Last night's beef stew tasted like shit the second time around, and looked even worse.

Paul spit out puke and slammed back against the lockers, his gaze rolling towards the ceiling, his hands steepled around his nose and mouth. The teacher was mewling and moaning, reaching out for him, but all he could think about were her legs – her fucking stumps – kicking like animatronic nubs, beating a wet cadence on the floor. The image kept replaying in his eyes, more gruesome and more violent each time.

“Don't go,” she said.

“Oh God. Screw this,” he said, tapping the Colt's slide against his temple. “Screw this place.”

“Don't leave me.”

“What the fuck is going on in this place?”

“It's so cold...”

“Are you listening to me?”

“Don't go,” she said again.

Wet stumps flopping on the floor like dead fish, splashing in blood. Little twists of stocking-strings swimming in lumpy ichor. Ripples with each beat...

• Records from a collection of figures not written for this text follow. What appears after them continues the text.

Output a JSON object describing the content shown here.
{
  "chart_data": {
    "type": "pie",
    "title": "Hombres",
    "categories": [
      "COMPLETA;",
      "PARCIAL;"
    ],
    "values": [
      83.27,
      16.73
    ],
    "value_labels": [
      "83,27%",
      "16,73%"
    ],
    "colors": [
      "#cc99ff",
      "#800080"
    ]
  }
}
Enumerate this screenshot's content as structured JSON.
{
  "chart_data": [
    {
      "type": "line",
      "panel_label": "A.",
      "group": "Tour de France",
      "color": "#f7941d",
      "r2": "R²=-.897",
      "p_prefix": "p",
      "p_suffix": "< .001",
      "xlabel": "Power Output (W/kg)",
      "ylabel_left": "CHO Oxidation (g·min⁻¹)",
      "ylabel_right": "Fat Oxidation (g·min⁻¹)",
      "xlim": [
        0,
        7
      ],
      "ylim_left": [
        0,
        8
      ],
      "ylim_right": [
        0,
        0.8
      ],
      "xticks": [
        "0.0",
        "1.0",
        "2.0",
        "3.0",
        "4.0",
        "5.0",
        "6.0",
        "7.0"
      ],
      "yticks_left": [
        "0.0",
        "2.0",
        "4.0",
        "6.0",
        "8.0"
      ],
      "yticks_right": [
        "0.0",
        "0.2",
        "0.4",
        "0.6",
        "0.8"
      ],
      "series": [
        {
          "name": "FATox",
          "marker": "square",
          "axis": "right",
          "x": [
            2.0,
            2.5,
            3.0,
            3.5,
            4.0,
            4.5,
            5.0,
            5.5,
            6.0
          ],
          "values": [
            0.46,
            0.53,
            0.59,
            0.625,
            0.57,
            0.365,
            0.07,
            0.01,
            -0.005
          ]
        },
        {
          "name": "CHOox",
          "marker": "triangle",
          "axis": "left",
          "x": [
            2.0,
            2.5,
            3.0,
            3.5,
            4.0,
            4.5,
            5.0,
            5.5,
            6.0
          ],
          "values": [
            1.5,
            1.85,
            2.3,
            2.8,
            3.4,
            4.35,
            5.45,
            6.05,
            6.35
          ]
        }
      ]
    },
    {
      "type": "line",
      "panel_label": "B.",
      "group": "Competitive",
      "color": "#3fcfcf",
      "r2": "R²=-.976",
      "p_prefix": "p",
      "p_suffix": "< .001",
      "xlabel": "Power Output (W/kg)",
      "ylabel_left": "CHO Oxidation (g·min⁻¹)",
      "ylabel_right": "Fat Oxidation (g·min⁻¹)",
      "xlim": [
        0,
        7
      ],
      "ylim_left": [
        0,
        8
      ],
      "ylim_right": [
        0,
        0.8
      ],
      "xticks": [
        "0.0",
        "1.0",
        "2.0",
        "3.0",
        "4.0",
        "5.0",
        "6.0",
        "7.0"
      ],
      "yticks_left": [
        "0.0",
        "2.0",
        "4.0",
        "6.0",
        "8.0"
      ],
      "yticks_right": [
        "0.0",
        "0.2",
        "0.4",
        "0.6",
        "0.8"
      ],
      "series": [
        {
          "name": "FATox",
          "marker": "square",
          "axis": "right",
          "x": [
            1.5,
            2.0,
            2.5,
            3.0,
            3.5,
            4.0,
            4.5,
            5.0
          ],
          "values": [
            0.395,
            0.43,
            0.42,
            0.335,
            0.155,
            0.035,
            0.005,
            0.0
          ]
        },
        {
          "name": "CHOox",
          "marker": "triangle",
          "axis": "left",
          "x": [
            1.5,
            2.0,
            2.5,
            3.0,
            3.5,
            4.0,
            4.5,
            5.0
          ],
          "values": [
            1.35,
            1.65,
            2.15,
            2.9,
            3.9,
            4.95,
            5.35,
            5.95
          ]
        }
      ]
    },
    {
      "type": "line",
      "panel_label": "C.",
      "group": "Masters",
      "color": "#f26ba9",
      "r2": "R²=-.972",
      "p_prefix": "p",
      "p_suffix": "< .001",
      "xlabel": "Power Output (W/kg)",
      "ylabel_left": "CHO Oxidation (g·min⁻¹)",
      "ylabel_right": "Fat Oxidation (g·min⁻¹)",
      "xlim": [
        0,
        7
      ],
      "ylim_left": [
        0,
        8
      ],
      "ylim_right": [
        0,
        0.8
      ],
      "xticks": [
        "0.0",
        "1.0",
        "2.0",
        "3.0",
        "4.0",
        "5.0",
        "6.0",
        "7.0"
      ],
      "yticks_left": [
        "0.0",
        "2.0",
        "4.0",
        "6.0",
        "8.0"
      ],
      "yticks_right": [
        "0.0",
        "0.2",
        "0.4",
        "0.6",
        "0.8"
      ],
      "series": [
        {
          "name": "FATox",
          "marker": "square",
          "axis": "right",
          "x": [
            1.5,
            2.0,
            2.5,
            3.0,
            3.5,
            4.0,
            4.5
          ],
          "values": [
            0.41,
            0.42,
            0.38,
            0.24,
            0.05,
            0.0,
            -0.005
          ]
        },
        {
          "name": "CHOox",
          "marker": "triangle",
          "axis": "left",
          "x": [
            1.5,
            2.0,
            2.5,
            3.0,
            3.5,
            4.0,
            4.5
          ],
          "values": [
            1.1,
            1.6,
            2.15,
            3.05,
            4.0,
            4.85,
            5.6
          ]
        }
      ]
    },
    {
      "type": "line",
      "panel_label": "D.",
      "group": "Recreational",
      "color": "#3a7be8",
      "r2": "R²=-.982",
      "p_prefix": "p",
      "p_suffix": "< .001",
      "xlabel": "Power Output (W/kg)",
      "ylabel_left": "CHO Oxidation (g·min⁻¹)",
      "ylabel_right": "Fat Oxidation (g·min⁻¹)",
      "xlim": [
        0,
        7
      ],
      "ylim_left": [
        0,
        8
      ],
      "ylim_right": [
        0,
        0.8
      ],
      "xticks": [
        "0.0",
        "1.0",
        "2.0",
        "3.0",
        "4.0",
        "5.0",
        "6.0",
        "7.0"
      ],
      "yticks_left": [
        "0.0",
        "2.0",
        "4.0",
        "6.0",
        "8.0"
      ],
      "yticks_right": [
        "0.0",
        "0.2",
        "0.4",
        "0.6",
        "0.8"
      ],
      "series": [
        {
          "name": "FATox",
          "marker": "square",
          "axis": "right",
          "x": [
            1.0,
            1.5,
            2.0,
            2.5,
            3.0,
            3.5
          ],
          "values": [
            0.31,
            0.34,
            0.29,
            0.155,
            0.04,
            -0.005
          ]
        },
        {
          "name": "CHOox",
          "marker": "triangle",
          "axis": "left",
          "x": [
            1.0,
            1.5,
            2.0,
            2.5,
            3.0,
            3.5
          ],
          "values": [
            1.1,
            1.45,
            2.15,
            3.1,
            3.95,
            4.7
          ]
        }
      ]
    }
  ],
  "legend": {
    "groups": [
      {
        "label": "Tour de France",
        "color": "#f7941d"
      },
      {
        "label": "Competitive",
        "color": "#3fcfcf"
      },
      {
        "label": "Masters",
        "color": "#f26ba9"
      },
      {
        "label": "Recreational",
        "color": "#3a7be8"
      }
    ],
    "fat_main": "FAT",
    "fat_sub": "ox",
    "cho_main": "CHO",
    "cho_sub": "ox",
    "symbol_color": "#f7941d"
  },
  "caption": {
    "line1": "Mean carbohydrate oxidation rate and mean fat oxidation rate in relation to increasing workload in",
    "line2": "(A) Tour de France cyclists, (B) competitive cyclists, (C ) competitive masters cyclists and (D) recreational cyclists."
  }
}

Paul grabbed the sides of his head and bounced it hard against the lockers. “Shut up “

“You can't leave me.”

“Why the fuck not?” he begged to know, as if she was in any state to give him moral support. He was crying. “All I want to do is go back home and get the fuck out of here, alright? I have to call someone,” he reasoned. “Gotta call my Grandpa, alright? Tell him what's going on, and–“

Her voice flattened out. “Just don't leave me. Please don't.”

“Why not?”

The fading woman's lips twisted into a thoughtful line before, with almost tactile disappointment, she said, “Because I don't want to die alone. Because if you leave me alone, it's going to eat me. It's going to eat me, because it's still hungry.” She raised a blue-edged finger and shook it at the empty classroom from which Paul Kraszwyk had dragged her.

She whispered, “It's still in there, and I don't want to die alone.”